C'était déjà un petit peu le cas dans la saison précédente où en fait, l'évolution de la série, mais qui est aussi une évolution du monde, et c'est ça qui était intéressant. La série nous questionne sur ce que représente l'histoire. Comment les hommes politiques, finalement, deviennent des personnages qui vont s'autofabriquer et comment la couronne, cette chose abstraite, inhumaine, matérielle, pouvait rentrer dans les têtes des individus. Comment Diana est l'incarnation de ça, c'est-à-dire une femme vivante, ouverte, simple, directe, là où la famille royale est complètement engoncée dans son image. Cette saison va parler un petit peu de ça et de l'intérieur de cette bulle qu'est effectivement l'intimité de Diana.
Selon vous, est-ce que c'est l'une des meilleures séries Netflix ?
"’The Crown’ a réussi pendant toutes ces années à développer un propos des personnages d'une qualité d'écriture, d'interprétation, de mise en scène quand même assez inédit et franchement inédit sur Netflix."
Pierre Langlais, journalisteà franceinfo
Pour moi, c'est la meilleure série. Alors après, il y a de plus petites séries, des mini-séries comme on dit, donc fermées sur une dizaine d'épisodes comme Unbelievable, il y a quelques années, qui mérite largement une note maximale. Mais The Crown, c'est une grande série sur la durée et ça ne se voit plus trop, en fait. Il y a de plus en plus de séries closes où on a quelques épisodes et hop, c'est fini.
Avec la fin de The Crown, Netflix va quand même perdre une poule aux œufs d'or, mais elle serait en train de développer l'équivalent américain de The Crown en quelque sorte, puisqu'il s'agit d'une série sur les Kennedy. Avez-vous des infos sur ce projet ?

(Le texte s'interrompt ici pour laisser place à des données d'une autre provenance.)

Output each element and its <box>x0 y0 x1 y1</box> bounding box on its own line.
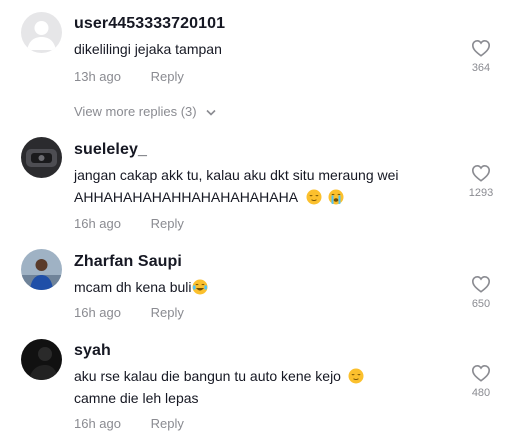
comment-meta: 16h ago Reply <box>74 416 184 431</box>
comment-text-line: dikelilingi jejaka tampan <box>74 41 222 57</box>
like-count: 1293 <box>468 187 494 199</box>
comment-text: mcam dh kena buli <box>74 276 464 298</box>
comment-text: dikelilingi jejaka tampan <box>74 38 464 60</box>
avatar[interactable] <box>21 12 62 53</box>
comment-text-line: jangan cakap akk tu, kalau aku dkt situ … <box>74 167 399 183</box>
comment-username[interactable]: user4453333720101 <box>74 15 225 33</box>
comment-username[interactable]: sueleley_ <box>74 141 147 159</box>
comment-username[interactable]: syah <box>74 342 111 360</box>
comment-text-line-with-emoji: AHHAHAHAHAHHAHAHAHAHAHA <box>74 186 464 208</box>
comment-time: 13h ago <box>74 69 121 84</box>
comment-meta: 16h ago Reply <box>74 305 184 320</box>
avatar[interactable] <box>21 249 62 290</box>
comment-time: 16h ago <box>74 216 121 231</box>
tears-of-joy-face-icon <box>192 279 208 295</box>
like-button[interactable]: 650 <box>456 275 506 310</box>
avatar[interactable] <box>21 339 62 380</box>
chevron-down-icon <box>206 109 216 116</box>
comment-text-line: aku rse kalau die bangun tu auto kene ke… <box>74 368 341 384</box>
comment-time: 16h ago <box>74 305 121 320</box>
view-more-replies-button[interactable]: View more replies (3) <box>74 104 216 119</box>
relieved-face-icon <box>348 368 364 384</box>
heart-icon <box>471 39 491 57</box>
comment-text-line-with-emoji: mcam dh kena buli <box>74 276 464 298</box>
comment-text: aku rse kalau die bangun tu auto kene ke… <box>74 365 464 409</box>
heart-icon <box>471 364 491 382</box>
like-button[interactable]: 480 <box>456 364 506 399</box>
profile-photo-icon <box>21 339 62 380</box>
reply-button[interactable]: Reply <box>151 69 184 84</box>
view-more-replies-label: View more replies (3) <box>74 104 197 119</box>
comment-text-line: mcam dh kena buli <box>74 279 192 295</box>
heart-icon <box>471 164 491 182</box>
like-button[interactable]: 1293 <box>456 164 506 199</box>
loudly-crying-face-icon <box>328 189 344 205</box>
reply-button[interactable]: Reply <box>151 305 184 320</box>
like-count: 650 <box>471 298 491 310</box>
comment-meta: 13h ago Reply <box>74 69 184 84</box>
reply-button[interactable]: Reply <box>151 416 184 431</box>
like-count: 364 <box>471 62 491 74</box>
heart-icon <box>471 275 491 293</box>
comment-text-line-with-emoji: aku rse kalau die bangun tu auto kene ke… <box>74 365 464 387</box>
comment-username[interactable]: Zharfan Saupi <box>74 253 182 271</box>
comment-time: 16h ago <box>74 416 121 431</box>
comment-text-line: AHHAHAHAHAHHAHAHAHAHAHA <box>74 189 298 205</box>
comment-meta: 16h ago Reply <box>74 216 184 231</box>
like-button[interactable]: 364 <box>456 39 506 74</box>
default-avatar-icon <box>21 12 62 53</box>
profile-photo-icon <box>21 249 62 290</box>
relieved-face-icon <box>306 189 322 205</box>
comment-text-line: camne die leh lepas <box>74 390 199 406</box>
avatar[interactable] <box>21 137 62 178</box>
reply-button[interactable]: Reply <box>151 216 184 231</box>
profile-photo-icon <box>21 137 62 178</box>
like-count: 480 <box>471 387 491 399</box>
comment-text: jangan cakap akk tu, kalau aku dkt situ … <box>74 164 464 208</box>
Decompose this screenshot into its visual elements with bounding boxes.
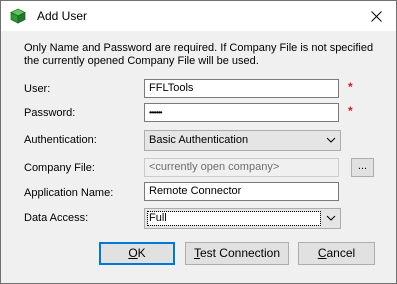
ok-mnemonic: O <box>128 246 138 260</box>
add-user-dialog: Add User Only Name and Password are requ… <box>0 0 397 284</box>
data-access-value: Full <box>147 211 321 226</box>
data-access-dropdown[interactable]: Full <box>144 208 341 229</box>
title-bar[interactable]: Add User <box>1 1 396 31</box>
cancel-button[interactable]: Cancel <box>298 242 375 265</box>
test-label-rest: est Connection <box>199 246 281 260</box>
user-input[interactable]: FFLTools <box>144 79 339 98</box>
authentication-value: Basic Authentication <box>149 134 249 146</box>
ok-label-rest: K <box>137 246 146 260</box>
company-file-label: Company File: <box>24 162 95 174</box>
application-name-input[interactable]: Remote Connector <box>144 182 339 201</box>
browse-company-file-button[interactable]: ... <box>351 158 374 177</box>
app-cube-icon <box>10 8 26 24</box>
close-icon <box>370 10 382 22</box>
authentication-label: Authentication: <box>24 134 97 146</box>
test-connection-button[interactable]: Test Connection <box>185 242 289 265</box>
data-access-label: Data Access: <box>24 212 89 224</box>
chevron-down-icon <box>326 137 336 143</box>
instructions-text: Only Name and Password are required. If … <box>24 42 374 67</box>
user-required-marker: * <box>348 80 353 94</box>
application-name-label: Application Name: <box>24 187 114 199</box>
cancel-label-rest: ancel <box>326 246 356 260</box>
password-input[interactable]: ••••••• <box>144 103 339 122</box>
user-label: User: <box>24 83 51 95</box>
ok-button[interactable]: OK <box>99 242 175 265</box>
window-title: Add User <box>37 9 88 23</box>
password-label: Password: <box>24 107 76 119</box>
authentication-dropdown[interactable]: Basic Authentication <box>144 130 341 151</box>
company-file-input: <currently open company> <box>144 158 339 177</box>
close-button[interactable] <box>356 1 396 31</box>
password-required-marker: * <box>348 104 353 118</box>
chevron-down-icon <box>326 215 336 221</box>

Je n'ai pas d'infos précises. Ce n'est pas la première fois qu'une série va porter sur les Kennedy, il y a déjà eu des films et des séries faits aux États-Unis, rarement de très grande qualité. Donc il y a certainement quelque chose de très fort à faire. En revanche, là, je pense qu'avec les Kennedy, il est évidemment question d'histoire, mais encore plus de vie intime. Espérons qu'il ne fasse pas un copier-coller, qu'ils ne plaquent pas les recettes de The Crown sur les Kennedy.

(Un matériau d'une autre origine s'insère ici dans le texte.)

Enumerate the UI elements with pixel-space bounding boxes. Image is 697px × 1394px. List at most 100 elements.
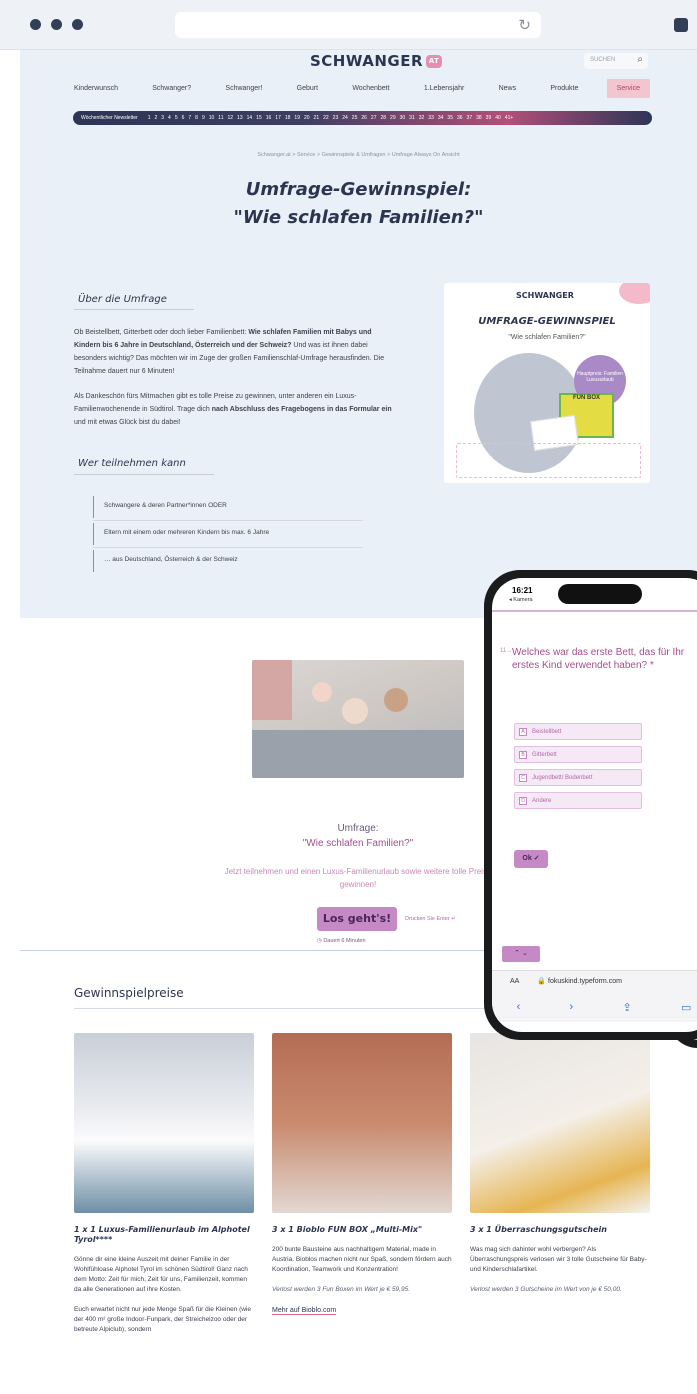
week-item[interactable]: 12 xyxy=(227,115,233,121)
nav-item-schwanger-question[interactable]: Schwanger? xyxy=(146,79,197,98)
window-controls xyxy=(30,19,83,30)
week-item[interactable]: 8 xyxy=(195,115,198,121)
nav-item-kinderwunsch[interactable]: Kinderwunsch xyxy=(68,79,124,98)
back-icon[interactable]: ‹ xyxy=(517,1001,521,1013)
week-item[interactable]: 20 xyxy=(304,115,310,121)
week-item[interactable]: 3 xyxy=(161,115,164,121)
week-item[interactable]: 23 xyxy=(333,115,339,121)
site-logo[interactable]: SCHWANGER AT xyxy=(310,52,443,70)
week-item[interactable]: 28 xyxy=(380,115,386,121)
week-item[interactable]: 35 xyxy=(447,115,453,121)
maximize-window-dot[interactable] xyxy=(72,19,83,30)
about-underline xyxy=(74,309,194,310)
phone-address-bar[interactable]: AA 🔒 fokuskind.typeform.com xyxy=(492,970,697,992)
week-item[interactable]: 14 xyxy=(247,115,253,121)
week-item[interactable]: 40 xyxy=(495,115,501,121)
nav-item-schwanger[interactable]: Schwanger! xyxy=(219,79,268,98)
week-item[interactable]: 27 xyxy=(371,115,377,121)
tabs-icon[interactable] xyxy=(674,18,688,32)
photo-baby xyxy=(342,698,368,724)
about-paragraph-1: Ob Beistellbett, Gitterbett oder doch li… xyxy=(74,329,385,375)
start-survey-button[interactable]: Los geht's! xyxy=(317,907,397,931)
week-item[interactable]: 6 xyxy=(182,115,185,121)
promo-title: UMFRAGE-GEWINNSPIEL xyxy=(478,316,616,327)
week-item[interactable]: 22 xyxy=(323,115,329,121)
question-number: 11→ xyxy=(500,648,513,654)
week-item[interactable]: 17 xyxy=(275,115,281,121)
sleeping-child-photo xyxy=(470,1033,650,1213)
week-item[interactable]: 25 xyxy=(352,115,358,121)
bioblo-photo xyxy=(272,1033,452,1213)
search-icon[interactable]: ⌕ xyxy=(637,54,643,65)
week-item[interactable]: 11 xyxy=(218,115,223,121)
up-down-buttons[interactable]: ⌃ ⌄ xyxy=(502,946,540,962)
breadcrumb: Schwanger.at > Service > Gewinnspiele & … xyxy=(257,152,460,158)
close-window-dot[interactable] xyxy=(30,19,41,30)
prize-text: Gönne dir eine kleine Auszeit mit deiner… xyxy=(74,1256,248,1293)
photo-mother xyxy=(384,688,408,712)
week-item[interactable]: 34 xyxy=(438,115,444,121)
week-item[interactable]: 26 xyxy=(361,115,367,121)
phone-mockup: 16:21 ◂ Kamera 11→ Welches war das erste… xyxy=(484,570,697,1040)
nav-item-news[interactable]: News xyxy=(493,79,523,98)
week-item[interactable]: 36 xyxy=(457,115,463,121)
week-item[interactable]: 41+ xyxy=(505,115,513,121)
week-item[interactable]: 5 xyxy=(175,115,178,121)
duration-text: ◷ Dauert 6 Minuten xyxy=(317,938,366,944)
week-item[interactable]: 29 xyxy=(390,115,396,121)
search-input[interactable]: SUCHEN ⌕ xyxy=(584,53,648,69)
minimize-window-dot[interactable] xyxy=(51,19,62,30)
week-item[interactable]: 38 xyxy=(476,115,482,121)
week-item[interactable]: 30 xyxy=(400,115,406,121)
address-bar[interactable]: ↻ xyxy=(175,12,541,38)
forward-icon[interactable]: › xyxy=(570,1001,574,1013)
list-divider xyxy=(93,547,363,548)
option-b[interactable]: B Gitterbett xyxy=(514,746,642,763)
week-item[interactable]: 33 xyxy=(428,115,434,121)
week-item[interactable]: 13 xyxy=(237,115,243,121)
ok-button[interactable]: Ok ✓ xyxy=(514,850,548,868)
progress-bar xyxy=(492,610,697,612)
reload-icon[interactable]: ↻ xyxy=(518,16,531,34)
survey-description: Jetzt teilnehmen und einen Luxus-Familie… xyxy=(224,867,492,889)
week-item[interactable]: 1 xyxy=(148,115,151,121)
bookmarks-icon[interactable]: ▭ xyxy=(681,1001,691,1014)
week-item[interactable]: 39 xyxy=(486,115,492,121)
week-item[interactable]: 9 xyxy=(202,115,205,121)
prize-note: Verlost werden 3 Gutscheine im Wert von … xyxy=(470,1286,622,1293)
phone-screen: 16:21 ◂ Kamera 11→ Welches war das erste… xyxy=(492,578,697,1032)
option-a[interactable]: A Beistellbett xyxy=(514,723,642,740)
option-c[interactable]: C Jugendbett/ Bodenbett xyxy=(514,769,642,786)
phone-notch xyxy=(558,584,642,604)
week-item[interactable]: 19 xyxy=(294,115,300,121)
week-item[interactable]: 10 xyxy=(209,115,215,121)
week-item[interactable]: 18 xyxy=(285,115,291,121)
phone-toolbar: ‹ › ⇪ ▭ xyxy=(492,992,697,1022)
week-item[interactable]: 37 xyxy=(467,115,473,121)
week-item[interactable]: 15 xyxy=(256,115,262,121)
nav-item-geburt[interactable]: Geburt xyxy=(291,79,324,98)
prize-title: 3 x 1 Bioblo FUN BOX „Multi-Mix" xyxy=(272,1225,423,1234)
nav-item-lebensjahr[interactable]: 1.Lebensjahr xyxy=(418,79,470,98)
prize-text: 200 bunte Bausteine aus nachhaltigem Mat… xyxy=(272,1246,452,1273)
bioblo-link[interactable]: Mehr auf Bioblo.com xyxy=(272,1307,337,1315)
about-paragraph-2: Als Dankeschön fürs Mitmachen gibt es to… xyxy=(74,393,392,426)
survey-label: Umfrage: xyxy=(337,823,379,834)
week-item[interactable]: 7 xyxy=(188,115,191,121)
weekly-newsletter-label[interactable]: Wöchentlicher Newsletter xyxy=(81,115,138,121)
prize-title: 3 x 1 Überraschungsgutschein xyxy=(470,1225,607,1234)
nav-item-wochenbett[interactable]: Wochenbett xyxy=(346,79,395,98)
option-d[interactable]: D Andere xyxy=(514,792,642,809)
week-item[interactable]: 4 xyxy=(168,115,171,121)
nav-item-service[interactable]: Service xyxy=(606,78,650,98)
hero-section: SCHWANGER AT SUCHEN ⌕ Kinderwunsch Schwang… xyxy=(20,50,697,618)
week-item[interactable]: 16 xyxy=(266,115,272,121)
share-icon[interactable]: ⇪ xyxy=(622,1001,631,1014)
week-item[interactable]: 24 xyxy=(342,115,348,121)
week-item[interactable]: 2 xyxy=(154,115,157,121)
week-item[interactable]: 32 xyxy=(419,115,425,121)
nav-item-produkte[interactable]: Produkte xyxy=(544,79,584,98)
week-item[interactable]: 31 xyxy=(409,115,415,121)
week-item[interactable]: 21 xyxy=(314,115,320,121)
phone-back-link[interactable]: ◂ Kamera xyxy=(509,597,533,603)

D’après vous, est-ce que la télévision arrive, aujourd'hui, à se mettre au niveau des plateformes côté séries ?
La question qu’on peut se poser est : comment va-t-on continuer à inventer des histoires originales, pointues, qui changent les codes, qui les défis dans un monde de globalité comme ça, où tout le monde s'abonne à plein de plateformes ? Globalement, au niveau mondial, il n'y a pas de problème. Il y a des chaînes du câble comme on dit, des chaînes un peu plus pointues qui étaient là bien avant les séries de plateformes. Et d'ailleurs, la question, c'est plutôt : est-ce que les séries de plateformes ne vont pas se fondre dans une forme de banalité parce qu'il y a beaucoup d'abonnés ? On va être obligés de faire des choses grand public. Aujourd'hui, cette distinction-là n'existe quasiment plus, c'est-à-dire qu'il y a des séries, elles sont sur des plateformes, celles qui sont diffusées sur les chaînes sont ensuite disponibles sur des plateformes des chaînes, puis sur des plateformes. Ce monde-là est en train de fusionner. C'est en train de devenir quelque chose de massif, de global.